Nonparametric testing via partial sorting

TL;DR

This paper introduces a novel nonparametric testing method based on partial sorting of data, specifically using the bubble sort algorithm, which is sensitive to data order and distribution, and demonstrates improved performance over classical tests.

Contribution

The paper proposes a new nonparametric test utilizing partial sorting via bubble sort, with theoretical convergence results and practical advantages over existing methods.

Findings

The empirical bubble sort curve converges uniformly to a limiting curve.

The proposed test outperforms classical nonparametric tests in various examples.

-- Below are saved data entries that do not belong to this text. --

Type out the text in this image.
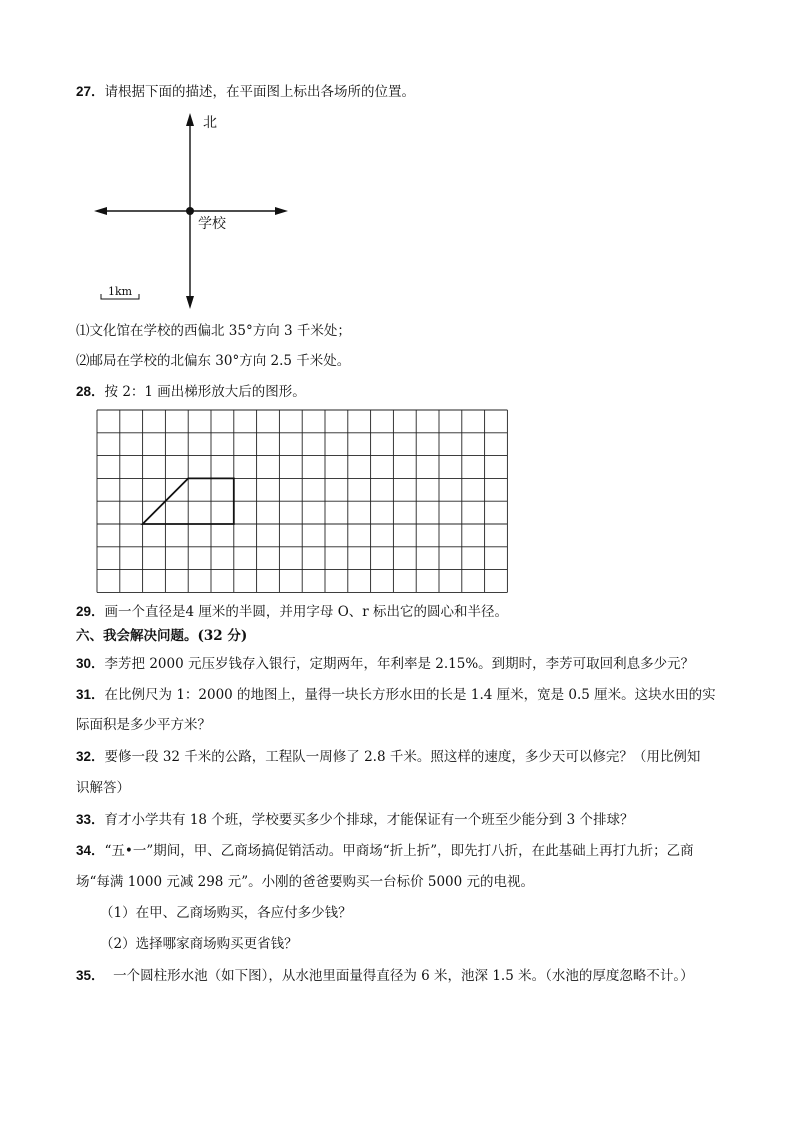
27．请根据下面的描述，在平面图上标出各场所的位置。
北
学校
1km
⑴文化馆在学校的西偏北 35°方向 3 千米处；
⑵邮局在学校的北偏东 30°方向 2.5 千米处。
28．按 2：1 画出梯形放大后的图形。
29．画一个直径是4 厘米的半圆，并用字母 O、r 标出它的圆心和半径。
六、我会解决问题。(32 分)
30．李芳把 2000 元压岁钱存入银行，定期两年，年利率是 2.15%。到期时，李芳可取回利息多少元？
31．在比例尺为 1：2000 的地图上，量得一块长方形水田的长是 1.4 厘米，宽是 0.5 厘米。这块水田的实
际面积是多少平方米？
32．要修一段 32 千米的公路，工程队一周修了 2.8 千米。照这样的速度，多少天可以修完？（用比例知
识解答）
33．育才小学共有 18 个班，学校要买多少个排球，才能保证有一个班至少能分到 3 个排球？
34．“五•一”期间，甲、乙商场搞促销活动。甲商场“折上折”，即先打八折，在此基础上再打九折；乙商
场“每满 1000 元减 298 元”。小刚的爸爸要购买一台标价 5000 元的电视。
（1）在甲、乙商场购买，各应付多少钱？
（2）选择哪家商场购买更省钱？
35．  一个圆柱形水池（如下图），从水池里面量得直径为 6 米，池深 1.5 米。（水池的厚度忽略不计。）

The asymptotic distribution of the test statistic generalizes the Kolmogorov distribution.

Abstract

In this paper we introduce the idea of partially sorting data to design nonparametric tests. This approach gives rise to tests that are sensitive to both the order and the underlying distribution of the data. We focus in particular on a test that uses the bubble sort algorithm to partially sort the data. We show that a function of the data, referred to as the empirical bubble sort curve, converges uniformly to a limiting curve. We define a goodness-of-fit test based on the distance between the empirical curve and its limit. The asymptotic distribution of the test statistic is a generalization of the Kolmogorov distribution. We apply the test in several examples and observe that it outperforms classical nonparametric tests for appropriately chosen sorting levels.